昔であれば、資格や定型的な知識・スキルなど「目に見える能力」を身につけることが成果につながりました。しかし、その中に含まれる定型的な作業は、AIによって急速に自動化されています。質問を用意すればその答えは得られますが、ばかげた質問をすればばかげた答えしか得られません。
──AIを使う際、具体的にどのような点に気をつけるべきですか?
ピョートル氏:自分の仕事のミッションやビジョン、バリュー、部門の戦略、自分の役割の意味、プロジェクトの本当の価値を理解しないままAIを使ってしまうと、完璧にきれいな資料でプレゼンをしても「前提がおかしい」「こんなに一生懸命プレゼンしなくていい」という根本的な気づきが足りない結果になります。仕事の意味や前提を整えずにAIを使うと周りに迷惑をかけます。
プロジェクトの意味や価値について深い議論ができる方がAIを使えば、圧倒的に仕事が楽になり成果が出しやすくなります。要は「整理の能力」や「判断力」が問われています。仕事の大事な要素を理解し、長期的な価値を生み出すための判断を理解した上でAIを使わないと無意味な会議や仕事になってしまいます。
──本質的な価値を見抜くための質問などを用意して聞くのは難易度が高いと思います。メンバーに本質的な価値を見抜かせるにはどうすればよいのでしょうか。

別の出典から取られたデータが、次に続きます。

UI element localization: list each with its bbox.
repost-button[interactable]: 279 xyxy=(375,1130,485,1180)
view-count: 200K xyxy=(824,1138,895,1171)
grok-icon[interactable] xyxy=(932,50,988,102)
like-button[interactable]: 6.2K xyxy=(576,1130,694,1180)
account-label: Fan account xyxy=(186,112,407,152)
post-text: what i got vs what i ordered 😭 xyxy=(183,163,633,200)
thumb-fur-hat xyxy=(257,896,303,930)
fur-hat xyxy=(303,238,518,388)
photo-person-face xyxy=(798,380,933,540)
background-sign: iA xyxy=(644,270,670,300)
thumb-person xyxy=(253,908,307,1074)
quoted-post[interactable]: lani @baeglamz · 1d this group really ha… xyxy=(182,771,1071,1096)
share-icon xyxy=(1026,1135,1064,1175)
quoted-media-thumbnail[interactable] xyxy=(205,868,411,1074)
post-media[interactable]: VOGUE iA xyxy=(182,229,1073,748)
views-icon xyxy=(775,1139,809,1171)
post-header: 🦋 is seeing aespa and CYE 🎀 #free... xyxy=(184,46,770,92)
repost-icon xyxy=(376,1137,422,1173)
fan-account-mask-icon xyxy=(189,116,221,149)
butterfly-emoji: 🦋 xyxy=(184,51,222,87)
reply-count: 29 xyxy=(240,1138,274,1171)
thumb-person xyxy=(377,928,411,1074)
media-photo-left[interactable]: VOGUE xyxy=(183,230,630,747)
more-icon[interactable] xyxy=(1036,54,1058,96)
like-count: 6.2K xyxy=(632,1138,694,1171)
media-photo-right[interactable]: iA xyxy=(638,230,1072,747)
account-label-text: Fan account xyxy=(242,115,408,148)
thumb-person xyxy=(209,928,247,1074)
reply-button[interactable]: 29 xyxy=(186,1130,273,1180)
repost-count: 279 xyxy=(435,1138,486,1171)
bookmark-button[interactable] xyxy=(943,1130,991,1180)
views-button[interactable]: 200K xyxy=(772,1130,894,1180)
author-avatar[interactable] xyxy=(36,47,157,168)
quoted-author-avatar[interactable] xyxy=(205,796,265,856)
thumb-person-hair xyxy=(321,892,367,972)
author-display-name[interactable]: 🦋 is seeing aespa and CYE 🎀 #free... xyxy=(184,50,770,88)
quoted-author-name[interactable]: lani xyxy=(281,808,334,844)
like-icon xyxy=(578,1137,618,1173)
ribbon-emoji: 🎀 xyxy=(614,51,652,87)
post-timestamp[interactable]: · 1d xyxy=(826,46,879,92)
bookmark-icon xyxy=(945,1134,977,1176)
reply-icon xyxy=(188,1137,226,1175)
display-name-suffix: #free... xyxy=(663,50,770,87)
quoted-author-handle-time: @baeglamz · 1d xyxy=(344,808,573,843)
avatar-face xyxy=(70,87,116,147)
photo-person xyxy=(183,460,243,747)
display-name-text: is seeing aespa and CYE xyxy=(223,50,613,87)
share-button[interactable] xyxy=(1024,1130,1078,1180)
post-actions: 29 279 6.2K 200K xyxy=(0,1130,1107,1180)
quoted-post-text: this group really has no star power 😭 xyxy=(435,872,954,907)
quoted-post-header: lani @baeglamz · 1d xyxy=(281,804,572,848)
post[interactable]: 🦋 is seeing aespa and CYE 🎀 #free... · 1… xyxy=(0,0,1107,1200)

ピョートル氏:根本的に“人の時間をいただく”ということであれば、“その人にどういう価値を返すか”を考えるのがプロです。レストランでも、ただ料理を出すだけがホスピタリティではなく、お客さまがそのお店に何を求めているかを考えることが重要です。
ほかにも、デートで相手に好きになってもらうとか、ビジネスで来年度の予算を取りに行くとか、相手の目的を理解せずに行動するのはもったいないです。すべての仕事において、AIを使って楽な作業は解決できますが、本質的な意味や意義、期待、価値観などを疑わないと仕事になりません。